I don’t really mind the ball, except for the part where it stops scrolling downward half the time. (I’m assuming it’s because I am terribly messy and get crumbs everywhere so there must be crumbs in my mouse.) I also want something that fits my hand better; I don’t really want the gestures and don’t think they fit my computer usage style.
We just bought a bunch of the simplest possible Logitech mouse for my job and I am considering getting that. It’s really hard to do stupid MS Paint crap for too long when your mouse sucks.
Yeah, I should say the only thing that has consistently crapped out on me have been the mice. I’ve burned through 2 wireless ones and on both of them the scroll nipple has crapped out. And I’m back to using the wired mouse and it’s now crapped out on that as well. I’m not sure if I just use them more than normal or if they are just made really crappy.
maggie said:I don’t really mind the ball, except for the part where it stops scrolling downward half the time. (I’m assuming it’s because I am terribly messy and get crumbs everywhere so there must be crumbs in my mouse.) I also want something that fits my hand better; I don’t really want the gestures and don’t think they fit my computer usage style.
The ball gets crapped up for everyone, not just you.

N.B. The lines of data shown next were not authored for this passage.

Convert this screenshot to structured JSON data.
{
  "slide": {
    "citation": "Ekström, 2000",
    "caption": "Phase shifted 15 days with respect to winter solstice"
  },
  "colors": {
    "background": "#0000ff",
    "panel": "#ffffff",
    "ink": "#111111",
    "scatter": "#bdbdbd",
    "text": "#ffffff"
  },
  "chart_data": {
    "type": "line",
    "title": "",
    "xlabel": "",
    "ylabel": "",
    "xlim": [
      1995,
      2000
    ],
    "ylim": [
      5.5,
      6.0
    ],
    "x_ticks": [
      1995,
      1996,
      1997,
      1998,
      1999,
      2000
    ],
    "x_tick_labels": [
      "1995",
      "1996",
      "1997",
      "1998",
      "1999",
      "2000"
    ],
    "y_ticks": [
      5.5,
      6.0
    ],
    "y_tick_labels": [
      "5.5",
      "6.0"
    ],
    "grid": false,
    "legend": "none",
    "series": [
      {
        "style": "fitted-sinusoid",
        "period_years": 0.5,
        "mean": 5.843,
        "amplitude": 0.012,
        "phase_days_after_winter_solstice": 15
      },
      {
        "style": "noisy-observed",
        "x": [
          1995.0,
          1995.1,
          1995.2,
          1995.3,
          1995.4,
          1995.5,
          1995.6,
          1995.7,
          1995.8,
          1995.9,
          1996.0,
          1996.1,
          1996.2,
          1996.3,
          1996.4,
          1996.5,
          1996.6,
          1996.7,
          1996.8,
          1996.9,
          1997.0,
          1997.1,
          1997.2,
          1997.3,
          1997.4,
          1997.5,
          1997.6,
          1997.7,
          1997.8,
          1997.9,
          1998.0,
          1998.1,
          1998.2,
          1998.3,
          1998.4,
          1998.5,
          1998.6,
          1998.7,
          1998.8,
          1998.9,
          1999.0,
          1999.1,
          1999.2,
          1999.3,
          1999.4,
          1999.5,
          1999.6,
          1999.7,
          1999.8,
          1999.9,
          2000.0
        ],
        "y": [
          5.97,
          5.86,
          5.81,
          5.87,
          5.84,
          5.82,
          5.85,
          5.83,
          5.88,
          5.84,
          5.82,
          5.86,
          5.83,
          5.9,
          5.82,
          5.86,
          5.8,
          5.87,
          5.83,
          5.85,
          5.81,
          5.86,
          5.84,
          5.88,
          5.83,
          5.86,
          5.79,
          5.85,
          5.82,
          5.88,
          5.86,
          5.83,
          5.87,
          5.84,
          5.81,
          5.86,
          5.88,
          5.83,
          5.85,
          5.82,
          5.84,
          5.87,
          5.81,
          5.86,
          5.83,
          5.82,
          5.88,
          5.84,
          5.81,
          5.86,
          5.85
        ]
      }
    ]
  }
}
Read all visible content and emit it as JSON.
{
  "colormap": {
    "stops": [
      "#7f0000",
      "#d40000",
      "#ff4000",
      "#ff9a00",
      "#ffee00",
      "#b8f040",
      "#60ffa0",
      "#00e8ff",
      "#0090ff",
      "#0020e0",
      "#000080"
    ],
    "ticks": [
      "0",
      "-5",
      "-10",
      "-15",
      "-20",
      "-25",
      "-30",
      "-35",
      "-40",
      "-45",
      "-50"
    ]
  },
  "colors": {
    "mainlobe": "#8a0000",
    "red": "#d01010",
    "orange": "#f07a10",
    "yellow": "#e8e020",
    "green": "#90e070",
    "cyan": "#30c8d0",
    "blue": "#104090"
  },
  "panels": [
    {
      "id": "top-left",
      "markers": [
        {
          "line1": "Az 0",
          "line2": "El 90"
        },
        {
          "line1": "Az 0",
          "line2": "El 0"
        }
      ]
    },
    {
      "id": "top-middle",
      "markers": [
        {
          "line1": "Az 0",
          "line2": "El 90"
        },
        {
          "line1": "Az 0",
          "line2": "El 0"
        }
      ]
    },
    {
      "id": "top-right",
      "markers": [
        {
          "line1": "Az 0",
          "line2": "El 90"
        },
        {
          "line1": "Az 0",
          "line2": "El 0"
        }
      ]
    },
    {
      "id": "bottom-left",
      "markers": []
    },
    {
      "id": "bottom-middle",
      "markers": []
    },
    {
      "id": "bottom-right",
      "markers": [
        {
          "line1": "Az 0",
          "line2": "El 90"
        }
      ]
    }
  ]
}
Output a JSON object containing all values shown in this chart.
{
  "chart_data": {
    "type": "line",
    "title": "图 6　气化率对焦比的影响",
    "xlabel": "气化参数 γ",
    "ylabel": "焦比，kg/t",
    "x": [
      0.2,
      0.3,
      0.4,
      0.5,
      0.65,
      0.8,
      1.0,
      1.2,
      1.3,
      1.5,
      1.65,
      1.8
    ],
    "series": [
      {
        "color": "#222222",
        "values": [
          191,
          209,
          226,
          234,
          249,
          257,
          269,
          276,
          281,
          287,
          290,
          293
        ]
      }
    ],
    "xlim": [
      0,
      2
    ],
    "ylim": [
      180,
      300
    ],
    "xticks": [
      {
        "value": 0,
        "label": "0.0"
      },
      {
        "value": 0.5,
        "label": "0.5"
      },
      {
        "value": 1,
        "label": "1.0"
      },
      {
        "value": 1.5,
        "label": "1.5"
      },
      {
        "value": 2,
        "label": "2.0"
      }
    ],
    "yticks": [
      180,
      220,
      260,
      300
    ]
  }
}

You can wet it a bit with the tip of your finger and rub it on some paper and some of the grease and crud will fall out, but eventually that’ll stop working.
I dig the magic mouse because it lets me do one, two, three, and four-finger clicking as well as a middle click. And I use three finger swipes up and down (i hate side-to-side swipes) for Show Desktop and Expose. But honestly, the accelerated touch-scrolling is worth it alone for me.
As for holding a mouse, I’ve never been comfortable tucking a mouse up into the palm of my hand. I usually am just touching the mouse with a thumb tip, pink tip, and a few fingers in their natural resting position.